U.S. Offers to Help Saudis Counter Terror

Published November 10, 2003

| Associated Press

Saying the bloody attack on a housing compound in Riyadh bore the earmarks of Al Qaeda (search), the Bush administration on Monday offered to widen its support for Saudi Arabia in countering terror.

Deputy Secretary of State Richard Armitage, who arrived in the Saudi capital on Sunday, the day after scores of people were killed or injured in the bombing, made the offer to Crown Prince Abdullah (search).

Armitage told the Saudi leader "we will be full participating partners if that is the desire of the kingdom," State Department spokesman Richard Boucher said Monday.
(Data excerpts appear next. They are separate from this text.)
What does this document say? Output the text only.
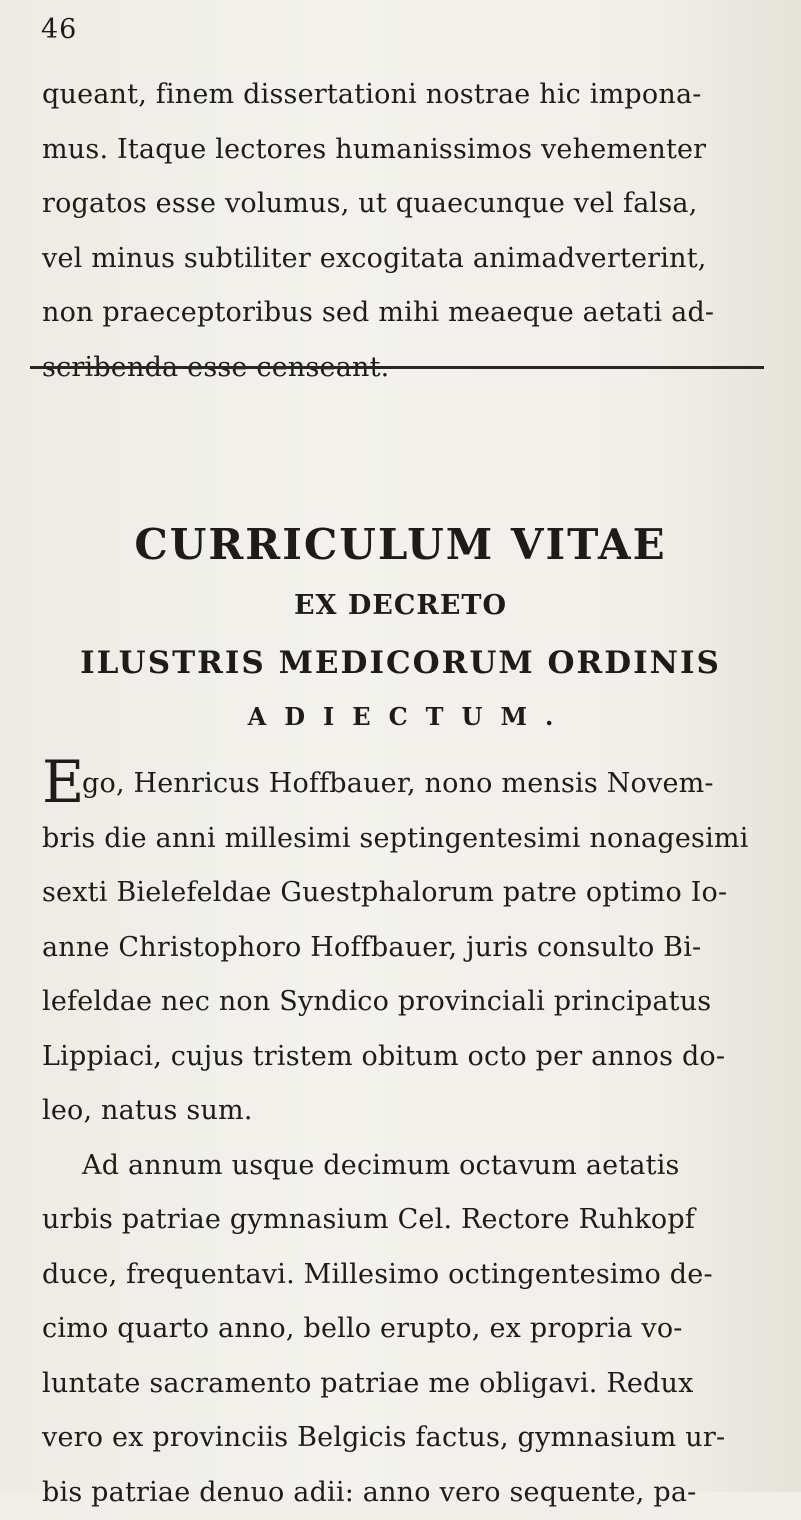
46
queant, finem dissertationi nostrae hic impona-
mus. Itaque lectores humanissimos vehementer
rogatos esse volumus, ut quaecunque vel falsa,
vel minus subtiliter excogitata animadverterint,
non praeceptoribus sed mihi meaeque aetati ad-
scribenda esse censeant.
CURRICULUM VITAE
EX DECRETO
ILUSTRIS MEDICORUM ORDINIS
ADIECTUM.
E
go, Henricus Hoffbauer, nono mensis Novem-
bris die anni millesimi septingentesimi nonagesimi
sexti Bielefeldae Guestphalorum patre optimo Io-
anne Christophoro Hoffbauer, juris consulto Bi-
lefeldae nec non Syndico provinciali principatus
Lippiaci, cujus tristem obitum octo per annos do-
leo, natus sum.
Ad annum usque decimum octavum aetatis
urbis patriae gymnasium Cel. Rectore Ruhkopf
duce, frequentavi. Millesimo octingentesimo de-
cimo quarto anno, bello erupto, ex propria vo-
luntate sacramento patriae me obligavi. Redux
vero ex provinciis Belgicis factus, gymnasium ur-
bis patriae denuo adii: anno vero sequente, pa-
Saudi Arabia has taken a number of steps since a similar attack last May in Riyadh, Boucher said. "They have been very aggressive in raids, going after terrorist operatives who have been using the territory of the kingdom for evil attacks," the spokesman said.

For its part, the United States has helped the Saudis increase security and shared information on financing of terrorists, Boucher said.

But, he added, "There is always more we could be doing, until we prevent attacks like this. And that has to be our primary concern now: What more can we do in terms of our assets, our support, and our cooperation with the Saudi government?"

Boucher said the U.S. government did not actually have evidence that Al Qaeda, the terror network headed by Saudi-born Usama bin Laden (search), carried out the attack.

But, he said, "it looks like Al Qaeda, it smells like Al Qaeda, it has all the earmarks of Al Qaeda."

Last week, the State Department informed U.S. citizens that terrorists might strike in Saudi Arabia and that the situation there was precarious.

But Americans were not told to leave the kingdom, even as the U.S. Embassy in Riyadh prepared to close on Saturday for an indefinite period.

The embassy and the two U.S. consulates in Saudi Arabia will remain closed for the rest of the week, Boucher said.

The information the United States had about the possibility of an imminent attack was not specific enough to know where it would be and who might be attacked, Boucher said.

There were at least 13 U.S. citizens in the compound, and several were injured in the attack. Boucher said. They were treated and released.

Most of the victims were Arabs. "Whoever is responsible for this attack is not just going after Westerners or foreigners," the spokesman said. "They are going after Arabs, as well."